I covered it sort of quickly here, but
you'll notice I use it a lot,
so there's not much to learn about it, but
I do recommend practicing it and
getting it as part of your bag of tricks,
A few other things you can do to add
interest to your playing,
is allowing string noise.
Now, I've made a lot of noise about trying
to be clean and
not have extraneous noise, but if, if
you're doing it on purpose, and
you want to use it, it can be sort of a
cool effect.
So you can hear there's a little bit of a
rattle in there and
also what I do if I wanna add string
noise, just to make a nice ambient,
interesting chord, I lift these two
fingers off the string so
that the notes behind the bar are also
They're not being muted there.
Now, this is just, I don't use that
technique all that often.
But sometimes on a slow tune at the very
end of the song for
the last chord, it can create this really
lush, kind of interesting sound.
Or if sometimes if you're doing sorta a
chopping strum,
[SOUND] you can leave some of that noise
in there.
And you leave the noise also by lightening
the pressure of the bar of the left hand.

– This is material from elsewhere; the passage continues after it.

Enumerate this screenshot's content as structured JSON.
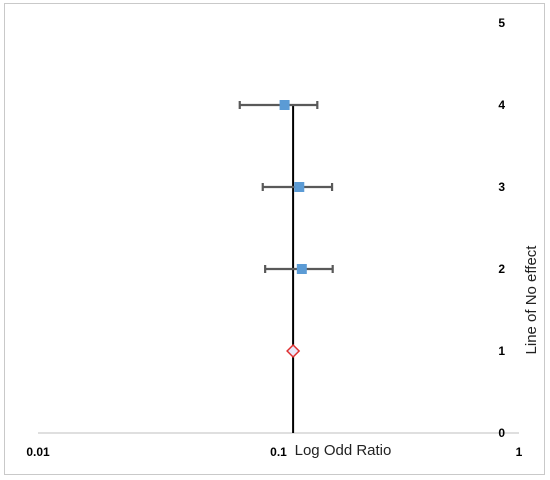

So you get a little rattle.
So, it sounds a little trash cany, but if
you're going for that,
if it's a dirty song or you know, you
really want to give it,
it's almost like distortion for the Dobro,
a natural distortion.
So, just something to keep in mind that
you can use.
The thing I would like to emphasize is
there are so many different things you can
do to create interesting sounds, and you
wanna be able to use all of them.
Now, one last thing that I’m gonna show
you that's sort of an interesting
little trick here, and this is what I
would consider a trick.
This is not something that you're gonna be
using all the time, but check this out.
So what I'm doing here is I'm actually
strumming on
the opposite side of the strings.
And I slide my bar from up high in the
neck, and I wanna end down the 12th fret.
And the reason that, this note sort of
emerges out of nowhere once you hit
the 12th fret, because that's where the
harmonics lie.
You can hear that note just kind of
And so, this is just something that you
would use as a sound effect.
At the start of a song, in an ambient
section in a song, whatever,
just something cool to sort of check out.
And there's probably a lot more things
like that I'm even aware of, so
if you are, are done practicing scales and
you wanna get a little more creative,
you can try all the different interesting
sound effects and
embellishments that you get with a Dobro.